For servers using firewalld (RHEL / AlmaLinux / Rocky):
#!/bin/bash
set -euo pipefail

# --- Configuration ---
DDNS_HOSTNAME="myhome.duckdns.org"
SSH_PORT="22"
STATE_FILE="/var/tmp/ddns-firewall-last-ip"
# ---------------------

# Resolve the current IP
CURRENT_IP=$(dig +short "$DDNS_HOSTNAME" A | head -1)
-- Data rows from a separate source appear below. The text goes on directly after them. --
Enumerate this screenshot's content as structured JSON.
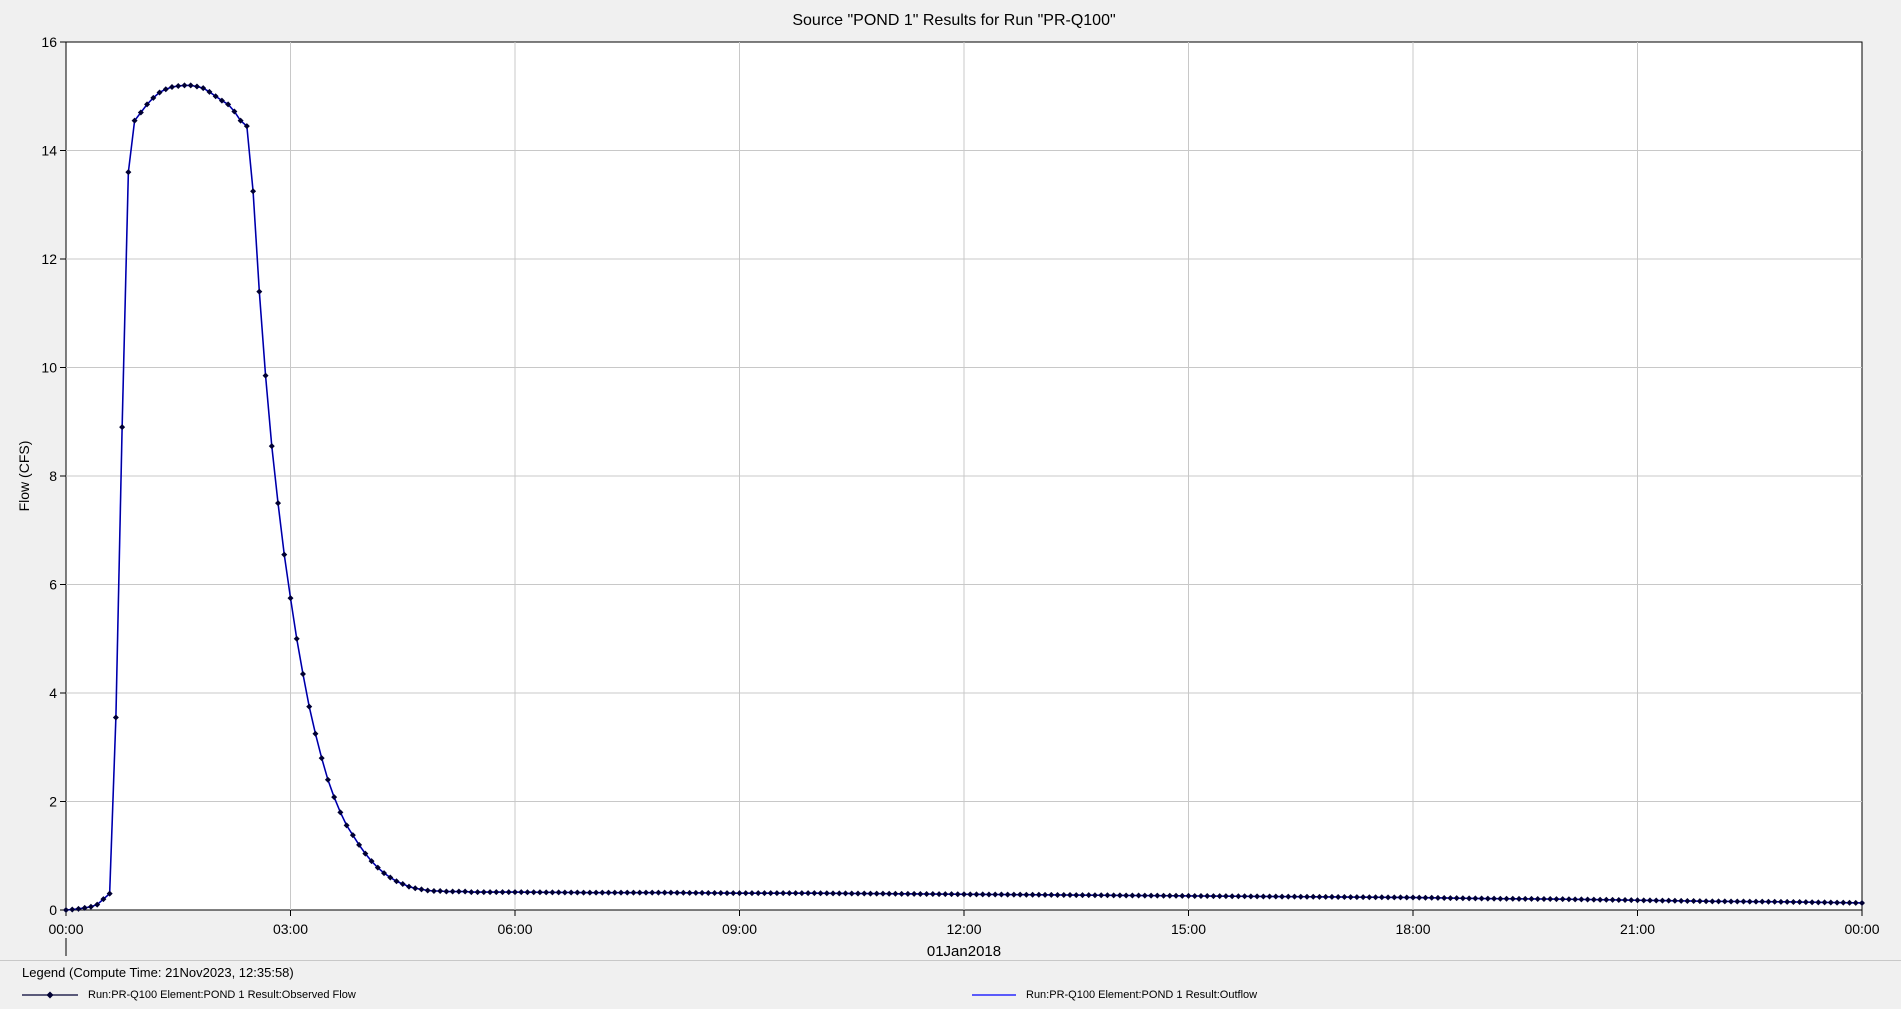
{
  "chart_data": {
    "type": "line",
    "title": "Source \"POND 1\" Results for Run \"PR-Q100\"",
    "ylabel": "Flow (CFS)",
    "xlabel": "01Jan2018",
    "ylim": [
      0,
      16
    ],
    "xlim_hours": [
      0,
      24
    ],
    "y_ticks": [
      "0",
      "2",
      "4",
      "6",
      "8",
      "10",
      "12",
      "14",
      "16"
    ],
    "x_ticks": [
      "00:00",
      "03:00",
      "06:00",
      "09:00",
      "12:00",
      "15:00",
      "18:00",
      "21:00",
      "00:00"
    ],
    "x_tick_hours": [
      0,
      3,
      6,
      9,
      12,
      15,
      18,
      21,
      24
    ],
    "grid": true,
    "time_step_minutes": 5,
    "x_unit": "hours",
    "series": [
      {
        "name": "Run:PR-Q100 Element:POND 1 Result:Observed Flow",
        "color": "#000033",
        "marker": "diamond",
        "x": [
          0,
          0.0833,
          0.1667,
          0.25,
          0.3333,
          0.4167,
          0.5,
          0.5833,
          0.6667,
          0.75,
          0.8333,
          0.9167,
          1,
          1.0833,
          1.1667,
          1.25,
          1.3333,
          1.4167,
          1.5,
          1.5833,
          1.6667,
          1.75,
          1.8333,
          1.9167,
          2,
          2.0833,
          2.1667,
          2.25,
          2.3333,
          2.4167,
          2.5,
          2.5833,
          2.6667,
          2.75,
          2.8333,
          2.9167,
          3,
          3.0833,
          3.1667,
          3.25,
          3.3333,
          3.4167,
          3.5,
          3.5833,
          3.6667,
          3.75,
          3.8333,
          3.9167,
          4,
          4.0833,
          4.1667,
          4.25,
          4.3333,
          4.4167,
          4.5,
          4.5833,
          4.6667,
          4.75,
          4.8333,
          4.9167,
          5,
          5.0833,
          5.1667,
          5.25,
          5.3333,
          5.4167,
          5.5,
          6,
          7,
          8,
          9,
          10,
          11,
          12,
          13,
          14,
          15,
          16,
          17,
          18,
          19,
          20,
          21,
          22,
          23,
          24
        ],
        "y": [
          0,
          0.01,
          0.02,
          0.04,
          0.06,
          0.1,
          0.2,
          0.3,
          3.55,
          8.9,
          13.6,
          14.55,
          14.7,
          14.85,
          14.97,
          15.07,
          15.13,
          15.17,
          15.19,
          15.2,
          15.2,
          15.18,
          15.15,
          15.08,
          15.0,
          14.92,
          14.85,
          14.72,
          14.55,
          14.45,
          13.25,
          11.4,
          9.85,
          8.55,
          7.5,
          6.55,
          5.75,
          5.0,
          4.35,
          3.75,
          3.25,
          2.8,
          2.4,
          2.08,
          1.8,
          1.56,
          1.38,
          1.2,
          1.04,
          0.9,
          0.78,
          0.68,
          0.6,
          0.53,
          0.48,
          0.43,
          0.4,
          0.38,
          0.36,
          0.35,
          0.35,
          0.34,
          0.34,
          0.34,
          0.34,
          0.33,
          0.33,
          0.33,
          0.32,
          0.32,
          0.31,
          0.31,
          0.3,
          0.29,
          0.28,
          0.27,
          0.26,
          0.25,
          0.24,
          0.23,
          0.21,
          0.2,
          0.18,
          0.16,
          0.15,
          0.13
        ]
      },
      {
        "name": "Run:PR-Q100 Element:POND 1 Result:Outflow",
        "color": "#0000ff",
        "marker": "none",
        "same_as": "Observed Flow"
      }
    ]
  },
  "legend": {
    "title": "Legend (Compute Time: 21Nov2023, 12:35:58)",
    "entries": [
      {
        "label": "Run:PR-Q100 Element:POND 1 Result:Observed Flow",
        "color": "#000033",
        "marker": "diamond"
      },
      {
        "label": "Run:PR-Q100 Element:POND 1 Result:Outflow",
        "color": "#0000ff",
        "marker": "none"
      }
    ]
  }
}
if [ -z "$CURRENT_IP" ]; then
    echo "$(date): Failed to resolve $DDNS_HOSTNAME" >> /var/log/ddns-firewall.log
    exit 1
fi

# Read the last known IP
LAST_IP=""
if [ -f "$STATE_FILE" ]; then
    LAST_IP=$(cat "$STATE_FILE")
fi

# If the IP hasn't changed, do nothing
if [ "$CURRENT_IP" = "$LAST_IP" ]; then
    exit 0
fi

echo "$(date): IP changed from ${LAST_IP:-none} to $CURRENT_IP" >> /var/log/ddns-firewall.log

# Remove the old rule (if it exists)
if [ -n "$LAST_IP" ]; then
    firewall-cmd --permanent --remove-rich-rule="rule family=ipv4 source address=$LAST_IP port port=$SSH_PORT protocol=tcp accept" 2>/dev/null || true
fi

# Add the new rule
firewall-cmd --permanent --add-rich-rule="rule family=ipv4 source address=$CURRENT_IP port port=$SSH_PORT protocol=tcp accept"
firewall-cmd --reload

# Save the current IP
echo "$CURRENT_IP" > "$STATE_FILE"

Installation

Save the appropriate script for your firewall:
# For UFW
curl -o /usr/local/bin/ddns-firewall.sh https://raw.githubusercontent.com/your-repo/ddns-firewall-ufw.sh

# For firewalld
curl -o /usr/local/bin/ddns-firewall.sh https://raw.githubusercontent.com/your-repo/ddns-firewall-firewalld.sh

chmod +x /usr/local/bin/ddns-firewall.sh
Edit the configuration variables at the top:
DDNS_HOSTNAME="myhome.duckdns.org"   # Your DDNS hostname
SSH_PORT="22"                          # Your SSH port

Setting Up the Cron Job

Run the script every 5 minutes to keep the firewall in sync:
crontab -e
*/5 * * * * /usr/local/bin/ddns-firewall.sh

How It Works

  1. The script resolves your DDNS hostname to its current IP address
  2. It compares the result against the last known IP (stored in /var/tmp/ddns-firewall-last-ip)
  3. If the IP has changed, it removes the old firewall rule and adds a new one for the current IP
  4. If DNS resolution fails, the script exits without modifying any rules (your existing access is preserved)
  5. All changes are logged to /var/log/ddns-firewall.log

Verifying

After the cron runs, confirm the rule is in place:
ufw status | grep DDNS
Check the log for recent activity:
tail -f /var/log/ddns-firewall.log
This script manages a single rule for one DDNS hostname. If you have multiple dynamic IPs (home, office, etc.), create separate copies of the script with different DDNS_HOSTNAME and STATE_FILE values.